Dans le film Tu manques même à mon ombre, l’artiste peintre et sculpteur Rachid Koraïchi nous embarque dans un voyage sensible et introspectif, entre mémoire familiale, spiritualité soufie et vastes paysages sahariens.
Réalisé par Laurent Boullard et produit par Khalid Djilali, Tu manques même à mon ombre invite à découvrir le monde singulier de cet artiste algérien reconnu internationalement. Le film a été projeté le 28 mai 2025 à la Cinémathèque Algérienne, devant une salle archi comble, en présence d’un public conquis, le tout suivi d’un débat très animé ainsi que d’une séance photo et d’autographes improvisée, témoignant de l’enthousiasme suscité par cette rencontre rare avec l’artiste.

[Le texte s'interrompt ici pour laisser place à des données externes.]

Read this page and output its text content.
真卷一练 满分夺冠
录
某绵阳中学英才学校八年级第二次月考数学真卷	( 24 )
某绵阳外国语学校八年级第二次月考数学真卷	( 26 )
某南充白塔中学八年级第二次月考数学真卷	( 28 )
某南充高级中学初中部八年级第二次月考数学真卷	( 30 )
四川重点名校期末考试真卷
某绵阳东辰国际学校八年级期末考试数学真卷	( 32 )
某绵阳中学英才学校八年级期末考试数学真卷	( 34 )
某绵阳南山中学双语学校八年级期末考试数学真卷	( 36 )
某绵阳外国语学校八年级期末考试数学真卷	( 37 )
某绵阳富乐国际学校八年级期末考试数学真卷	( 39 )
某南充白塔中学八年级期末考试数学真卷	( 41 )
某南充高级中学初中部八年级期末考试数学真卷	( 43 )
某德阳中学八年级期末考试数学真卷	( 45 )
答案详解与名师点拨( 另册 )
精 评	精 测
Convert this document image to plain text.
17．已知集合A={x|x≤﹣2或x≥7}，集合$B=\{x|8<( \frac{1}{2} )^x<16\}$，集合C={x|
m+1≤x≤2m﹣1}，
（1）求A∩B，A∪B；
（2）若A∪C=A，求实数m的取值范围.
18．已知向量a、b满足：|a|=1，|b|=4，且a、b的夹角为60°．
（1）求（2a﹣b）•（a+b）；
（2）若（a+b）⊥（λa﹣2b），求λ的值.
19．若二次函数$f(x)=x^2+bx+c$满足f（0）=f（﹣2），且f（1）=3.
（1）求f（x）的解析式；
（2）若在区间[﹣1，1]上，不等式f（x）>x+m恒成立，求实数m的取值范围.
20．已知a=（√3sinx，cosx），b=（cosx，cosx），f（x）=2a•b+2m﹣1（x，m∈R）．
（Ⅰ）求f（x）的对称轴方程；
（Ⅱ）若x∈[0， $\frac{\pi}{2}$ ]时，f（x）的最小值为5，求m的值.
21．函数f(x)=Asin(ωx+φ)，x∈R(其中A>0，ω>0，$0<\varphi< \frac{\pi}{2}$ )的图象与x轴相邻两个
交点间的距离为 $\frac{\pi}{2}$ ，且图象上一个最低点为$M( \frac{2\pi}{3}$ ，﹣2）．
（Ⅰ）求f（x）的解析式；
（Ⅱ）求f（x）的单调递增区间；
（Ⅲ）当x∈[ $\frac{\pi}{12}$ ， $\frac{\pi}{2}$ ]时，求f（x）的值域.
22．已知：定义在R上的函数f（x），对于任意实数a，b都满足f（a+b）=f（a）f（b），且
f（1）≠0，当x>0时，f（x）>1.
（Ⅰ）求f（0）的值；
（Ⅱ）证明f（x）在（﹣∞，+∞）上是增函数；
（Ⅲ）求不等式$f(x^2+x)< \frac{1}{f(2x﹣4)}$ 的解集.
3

De son exposition à Alger aux confins du Hoggar et du Tassili, en passant par la zaouïa Tidjania, ce film nous donne à voir un créateur profondément attaché à sa terre natale, tout en portant une vision universelle de l’art et de la création.
Un titre empreint d’ombre et de fidélité
Évoquant la portée symbolique du titre Tu manques même à mon ombre, Rachid Koraïchi livre dans un entretien accordé à Dzdia une réflexion poétique sur l’ombre, la fidélité et l’existence :
« Le titre du film fait référence à un élément auquel on ne prête jamais attention : l’ombre. On vit avec, on meurt avec, on l’oublie, parfois on s’en moque. Mais en réalité, elle est le lien le plus sûr, le plus fidèle, le plus essentiel de notre existence. Elle nous suit à chaque instant de notre vie, et même après notre disparition, elle entre avec nous dans la tombe, ne nous quitte jamais. L’ombre est d’une fidélité extraordinaire. C’est cette fidélité, envers la famille, les amis et la terre natale, que je souhaitais mettre en lumière. »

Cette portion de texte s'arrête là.